Beardow from AMP Capital sees potential higher overseas demand as a factor that could boost the local corporate bond market.
"The Australian dollar is the fifth most traded currency in the world, and further, there is a large foreign ownership of Australian Commonwealth Government bonds which have provided a healthy yield pick up over other Triple A sovereigns," he noted.
"With this yield benefit falling, there is scope for some foreign investors, including Japanese funds, to move down the Australian credit curve including to corporate bonds."
As for local institutional investor interest, however, Beardow expects this "to remain constrained by the preference many funds have for property and infrastructure projects rather than bonds as their portfolios' defensive assets."
Bayley notes that government attempts to boost corporate demand and supply have focused on the retail sector. The potential there may be increasing, since the population of Australians with more than US$1m in wealth jumped 15.1% in 2012 compared to the prior year, according to a June report by Capgemini and RBC Wealth Management. These people now have combined assets amounting to US$625bn, the report said.
Bayley pointed out that retail interest is limited by the attractiveness of the risk-free returns from bank term deposits which are guaranteed by the government for up to A$250,000. For example ANZ currently pays a fixed 4.5% for five-year deposits.

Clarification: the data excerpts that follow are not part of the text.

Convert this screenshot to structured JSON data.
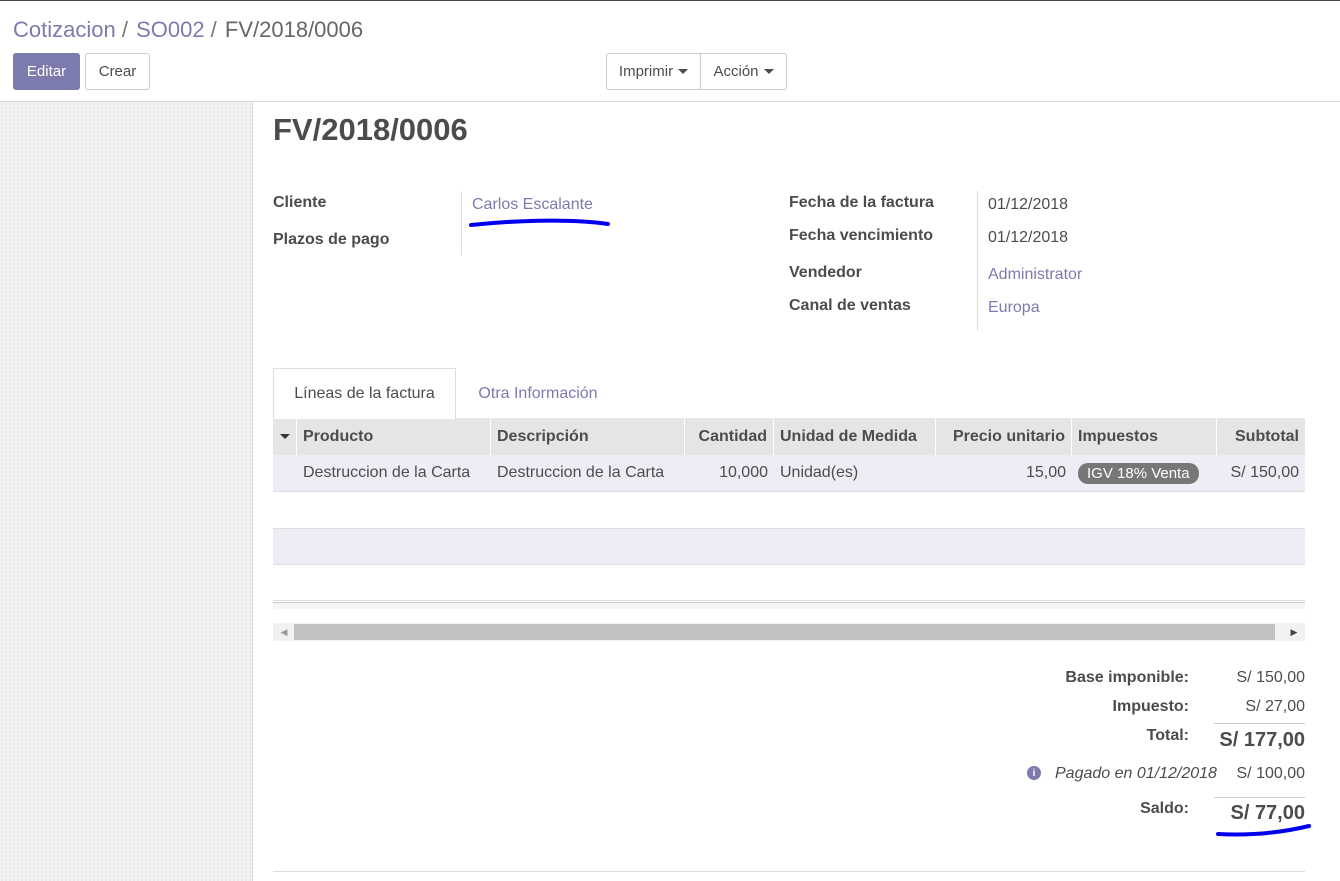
{
  "breadcrumb": [
    {
      "label": "Cotizacion",
      "link": true
    },
    {
      "label": "SO002",
      "link": true
    },
    {
      "label": "FV/2018/0006",
      "link": false
    }
  ],
  "buttons": {
    "edit": "Editar",
    "create": "Crear",
    "print": "Imprimir",
    "action": "Acción"
  },
  "invoice": {
    "title": "FV/2018/0006",
    "left_fields": {
      "customer_label": "Cliente",
      "customer_value": "Carlos Escalante",
      "payment_terms_label": "Plazos de pago",
      "payment_terms_value": ""
    },
    "right_fields": [
      {
        "label": "Fecha de la factura",
        "value": "01/12/2018",
        "link": false
      },
      {
        "label": "Fecha vencimiento",
        "value": "01/12/2018",
        "link": false
      },
      {
        "label": "Vendedor",
        "value": "Administrator",
        "link": true
      },
      {
        "label": "Canal de ventas",
        "value": "Europa",
        "link": true
      }
    ]
  },
  "tabs": [
    {
      "label": "Líneas de la factura",
      "active": true
    },
    {
      "label": "Otra Información",
      "active": false
    }
  ],
  "table": {
    "headers": [
      "Producto",
      "Descripción",
      "Cantidad",
      "Unidad de Medida",
      "Precio unitario",
      "Impuestos",
      "Subtotal"
    ],
    "rows": [
      {
        "product": "Destruccion de la Carta",
        "description": "Destruccion de la Carta",
        "quantity": "10,000",
        "uom": "Unidad(es)",
        "unit_price": "15,00",
        "tax": "IGV 18% Venta",
        "subtotal": "S/ 150,00"
      }
    ]
  },
  "totals": {
    "base_label": "Base imponible:",
    "base_value": "S/ 150,00",
    "tax_label": "Impuesto:",
    "tax_value": "S/ 27,00",
    "total_label": "Total:",
    "total_value": "S/ 177,00",
    "payment_text": "Pagado en 01/12/2018",
    "payment_value": "S/ 100,00",
    "balance_label": "Saldo:",
    "balance_value": "S/ 77,00"
  },
  "colors": {
    "primary": "#7c7bad",
    "annotation": "#0000ee"
  }
}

"Removing the government guarantee would help the retail bond market, but this does not sit well with regulatory pressure on banks to increase deposits as a share of their overall funding mix."
Still, Bayley is not sure that resorting to retail investors is the answer.
"We have seen a lot of hybrid issuance in the retail market because individual investors have been attracted by the absolute yield pick up over term deposits," he said. "However, only when we see a run of plain vanilla bond transactions that attract strong institutional demand will the listed market become truly viable."